Table Thoughts: “Waiting In The Hangar”

Photo by Zeb Johnson on Unsplash

One of the best parts of the TTRPG hobby are the stories and inside jokes. “Waiting in the hangar” is one such joke amongst some friends of mine. It’s code for when a game fails to launch, and stems back to a Star Wars (SW) game that three of us quit because there were nine other players. It was only about a week ago that I found out the game carried on without us, and even completed the story arc. My friend who shared a copy of his game notes even remarked on how convoluted the story was, especially having to re-read it now.

This story make me think about a few related conversations I had a while back. There are those Players/GMs who have trouble playing/running TTRPGs in established major settings. Now, I’m not referring to just any settings with lore, but rather TTRPGs based off of established IPs, especially from movies or TV. Star Wars, Star Trek, and Firefly are just to name a few. Those players I talked to all felt as though a game in those settings would not even play second fiddle to the larger story.

By playing in these settings you are not going to be the one to defeat the Galactic Empire, or strike a blow to end Darth Vader. The greater story always moves on without you, or your interference. There is also another hidden issue in many of these settings. Now Star Wars has this to a lesser extent, but for Star Trek and Firefly, there is no reason why you shouldn’t be on a ship. But if you are on a ship, for many it feels like the game becomes a second rate version of the show. No one wants to feel like they are playing the off brand version of something that they enjoyed watching.

Now as I said in my previous Table Thoughts, we are not all about the negative. There are solutions to any problem, and this one is no different. In my humble opinion, there are two possible solutions to this problem of running established IP. The first is to simply ignore cannon altogether and just go for broke. Let your players do what they want and know that they are going to play a role in the greater story as they see fit. Now some may not like that because it ruins the authenticity of the very thing that made it special.

With all of this in mind, we move to the second solution. Referring back to the GM in my initial story, he managed to do something interesting with Star Wars IP that made it much more playable and exciting. Simply put, he took pieces and concepts from multiple time periods within both Cannon and Legends (formerly called Expanded Universe) to form a new galaxy. This alternate setting took everything that you could love about Star Wars and threw out the core story of the Episodes 1-6 (this was before the Disney acquisition).

In this new setting, there are five major factions that have carved up the galaxy:

The Republic – Just as you remember from Episode 1. They have the grand army of the republic, and Jedi as the backbone of their military/peacekeeping force. They rely more on diplomacy for solutions to intergalactic issues.
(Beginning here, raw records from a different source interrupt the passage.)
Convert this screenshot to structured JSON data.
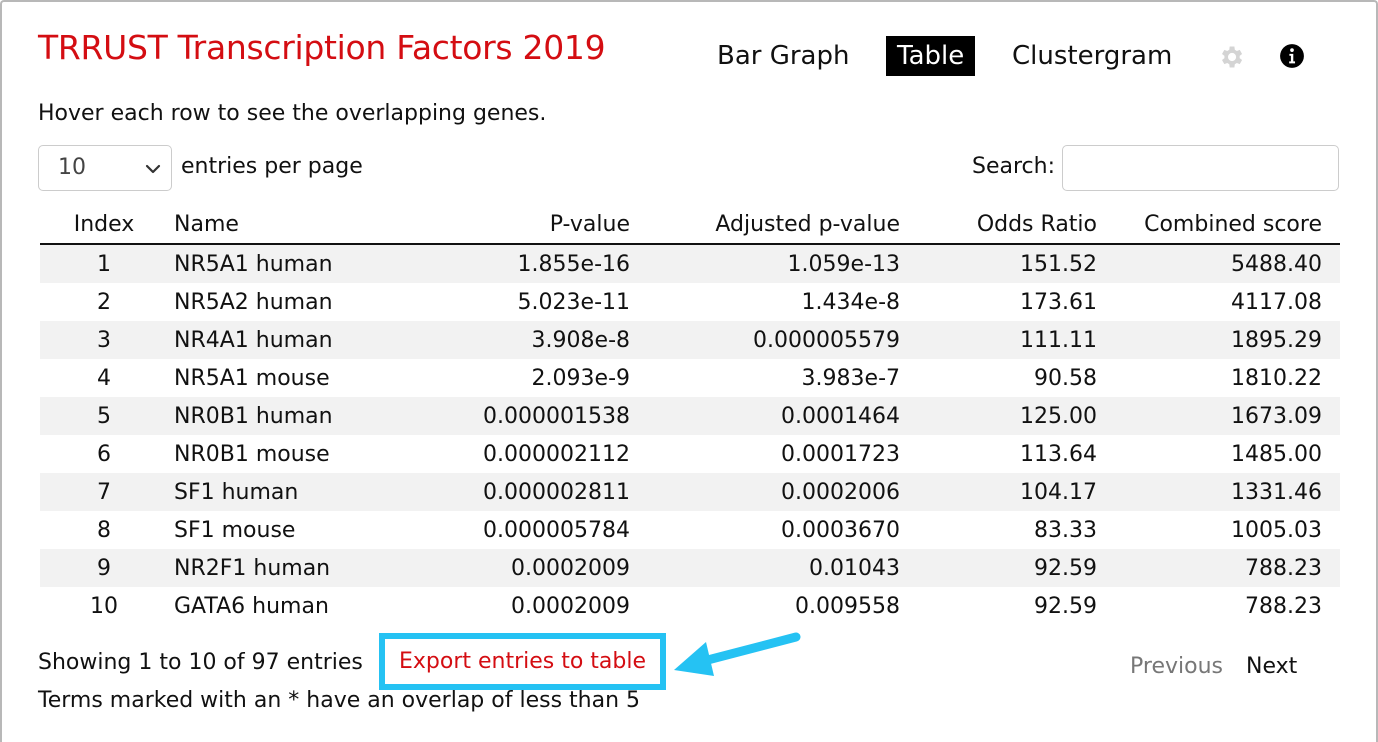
{
  "header": {
    "title": "TRRUST Transcription Factors 2019",
    "tabs": [
      "Bar Graph",
      "Table",
      "Clustergram"
    ],
    "active_tab": "Table",
    "settings_icon": "gear-icon",
    "info_icon": "info-icon"
  },
  "hint": "Hover each row to see the overlapping genes.",
  "page_size": {
    "selected": "10",
    "label": "entries per page"
  },
  "search": {
    "label": "Search:",
    "value": "",
    "placeholder": ""
  },
  "table": {
    "columns": [
      "Index",
      "Name",
      "P-value",
      "Adjusted p-value",
      "Odds Ratio",
      "Combined score"
    ],
    "rows": [
      [
        "1",
        "NR5A1 human",
        "1.855e-16",
        "1.059e-13",
        "151.52",
        "5488.40"
      ],
      [
        "2",
        "NR5A2 human",
        "5.023e-11",
        "1.434e-8",
        "173.61",
        "4117.08"
      ],
      [
        "3",
        "NR4A1 human",
        "3.908e-8",
        "0.000005579",
        "111.11",
        "1895.29"
      ],
      [
        "4",
        "NR5A1 mouse",
        "2.093e-9",
        "3.983e-7",
        "90.58",
        "1810.22"
      ],
      [
        "5",
        "NR0B1 human",
        "0.000001538",
        "0.0001464",
        "125.00",
        "1673.09"
      ],
      [
        "6",
        "NR0B1 mouse",
        "0.000002112",
        "0.0001723",
        "113.64",
        "1485.00"
      ],
      [
        "7",
        "SF1 human",
        "0.000002811",
        "0.0002006",
        "104.17",
        "1331.46"
      ],
      [
        "8",
        "SF1 mouse",
        "0.000005784",
        "0.0003670",
        "83.33",
        "1005.03"
      ],
      [
        "9",
        "NR2F1 human",
        "0.0002009",
        "0.01043",
        "92.59",
        "788.23"
      ],
      [
        "10",
        "GATA6 human",
        "0.0002009",
        "0.009558",
        "92.59",
        "788.23"
      ]
    ]
  },
  "footer": {
    "showing": "Showing 1 to 10 of 97 entries",
    "export": "Export entries to table",
    "previous": "Previous",
    "next": "Next",
    "note": "Terms marked with an * have an overlap of less than 5"
  },
  "colors": {
    "title": "#d40d12",
    "export_link": "#d40d12",
    "highlight": "#25c2f3",
    "active_tab_bg": "#000000",
    "stripe": "#f2f2f2"
  }
}
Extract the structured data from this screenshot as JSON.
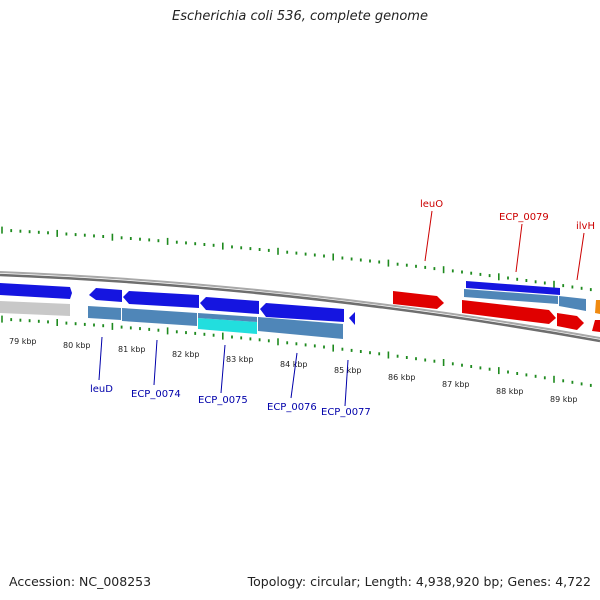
{
  "title": "Escherichia coli 536, complete genome",
  "footer": {
    "accession": "Accession: NC_008253",
    "stats": "Topology: circular; Length: 4,938,920 bp; Genes: 4,722"
  },
  "colors": {
    "tick": "#1e8a1e",
    "backbone": "#808080",
    "forward_gene": "#e00000",
    "reverse_gene": "#1515e0",
    "cds_forward": "#e00000",
    "cds_reverse": "#4f86b8",
    "highlight_cds": "#22dede",
    "gray_feature": "#c8c8c8",
    "orange_feature": "#f08a10",
    "forward_label": "#cc0000",
    "reverse_label": "#0000aa"
  },
  "scale_labels": [
    "79 kbp",
    "80 kbp",
    "81 kbp",
    "82 kbp",
    "83 kbp",
    "84 kbp",
    "85 kbp",
    "86 kbp",
    "87 kbp",
    "88 kbp",
    "89 kbp"
  ],
  "reverse_genes": [
    {
      "name": "leuD"
    },
    {
      "name": "ECP_0074"
    },
    {
      "name": "ECP_0075"
    },
    {
      "name": "ECP_0076"
    },
    {
      "name": "ECP_0077"
    }
  ],
  "forward_genes": [
    {
      "name": "leuO"
    },
    {
      "name": "ECP_0079"
    },
    {
      "name": "ilvH"
    }
  ]
}
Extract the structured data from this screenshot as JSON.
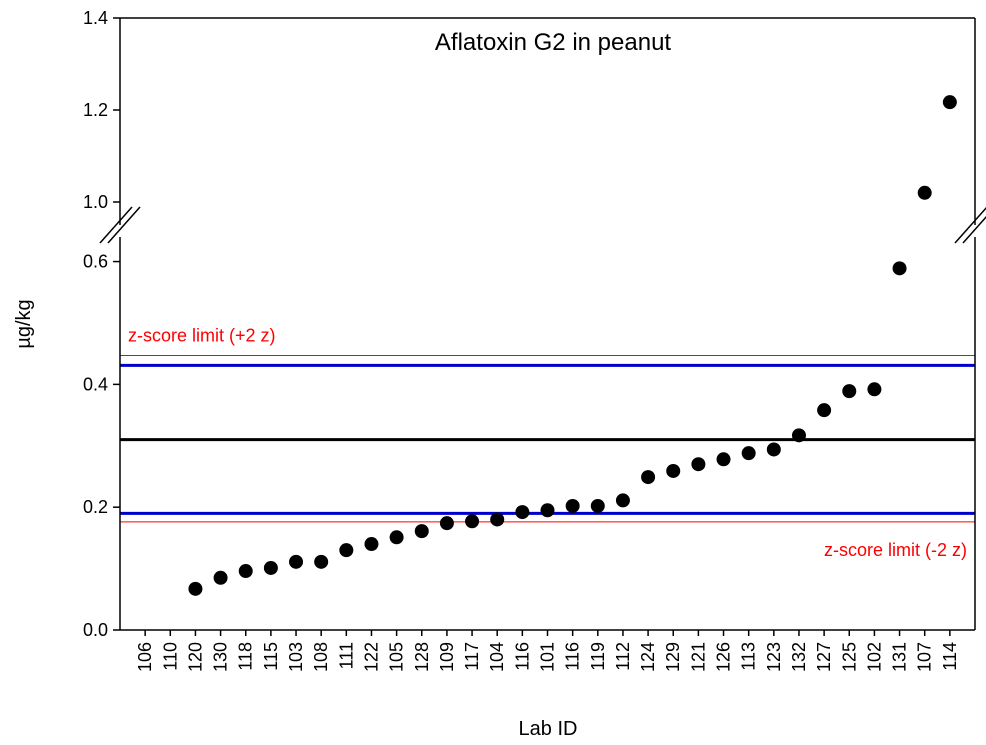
{
  "chart_data": {
    "type": "scatter",
    "title": "Aflatoxin G2 in peanut",
    "x_label": "Lab ID",
    "y_label": "µg/kg",
    "categories": [
      "106",
      "110",
      "120",
      "130",
      "118",
      "115",
      "103",
      "108",
      "111",
      "122",
      "105",
      "128",
      "109",
      "117",
      "104",
      "116",
      "101",
      "116",
      "119",
      "112",
      "124",
      "129",
      "121",
      "126",
      "113",
      "123",
      "132",
      "127",
      "125",
      "102",
      "131",
      "107",
      "114"
    ],
    "values": [
      null,
      null,
      0.067,
      0.085,
      0.096,
      0.101,
      0.111,
      0.111,
      0.13,
      0.14,
      0.151,
      0.161,
      0.174,
      0.177,
      0.18,
      0.192,
      0.195,
      0.202,
      0.202,
      0.211,
      0.249,
      0.259,
      0.27,
      0.278,
      0.288,
      0.294,
      0.317,
      0.358,
      0.389,
      0.392,
      0.589,
      1.02,
      1.217
    ],
    "color": "#000000",
    "ylim": [
      0,
      1.4
    ],
    "y_break": [
      0.64,
      0.95
    ],
    "yticks": [
      {
        "value": 0,
        "label": "0.0"
      },
      0.2,
      0.4,
      0.6,
      {
        "value": 1,
        "label": "1.0"
      },
      1.2,
      1.4
    ],
    "reference_lines": [
      {
        "value": 0.31,
        "color": "#000000"
      },
      {
        "value": 0.431,
        "color": "#0000cc"
      },
      {
        "value": 0.19,
        "color": "#0000cc"
      },
      {
        "value": 0.447,
        "color": "#ff0000",
        "label": "z-score limit (+2 z)"
      },
      {
        "value": 0.176,
        "color": "#ff0000",
        "label": "z-score limit (-2 z)"
      }
    ]
  }
}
The Empire – Also, just as you remember from episodes 4-6. They are the same war machine you remember, but with the addition of Imperial Knights. Despite the origins, they are more inclusive (aka less xenophobic) and less expansionist, but very pro military.

The Sith – This group is akin to what you may have seen in KOTOR. They are an aggressive faction backed by a military and Sith. As the polar opposite to the Republic, they rely on cunning and deception.

The Confederacy (CIS) – Now this group is made up of all of the outlying systems that did not want to be under the rule of any other entity. They are backed by a driod armada, and force users who didn’t ally themselves with any other side.

The Hutts – As you would expect, this is not only the Hutts of old, but rather a crime syndicate conglomerate. Made up of the Black Suns, Hutts, etc. They rely on a rotating army of mercenaries, bounty hunters, and other operatives to keep their borders safe.

I was fortunate enough to get to play in this setting for a little while (on the side of the Empire), and it was great! No longer did we feel constrained by the established cannon, but rather could explore these new ideas with sense of purpose. Our characters helped to reshape that very galaxy as we saw fit.

To put it all together I would say that if you are ignoring a setting for the reasons above, one of the best things you can do is ask yourself (and your players) what you (or they) love about it. If you know the answer to that, then build something new around it. Try it out for a while. Not every game makes it out of the hangar, but you will remember those that do.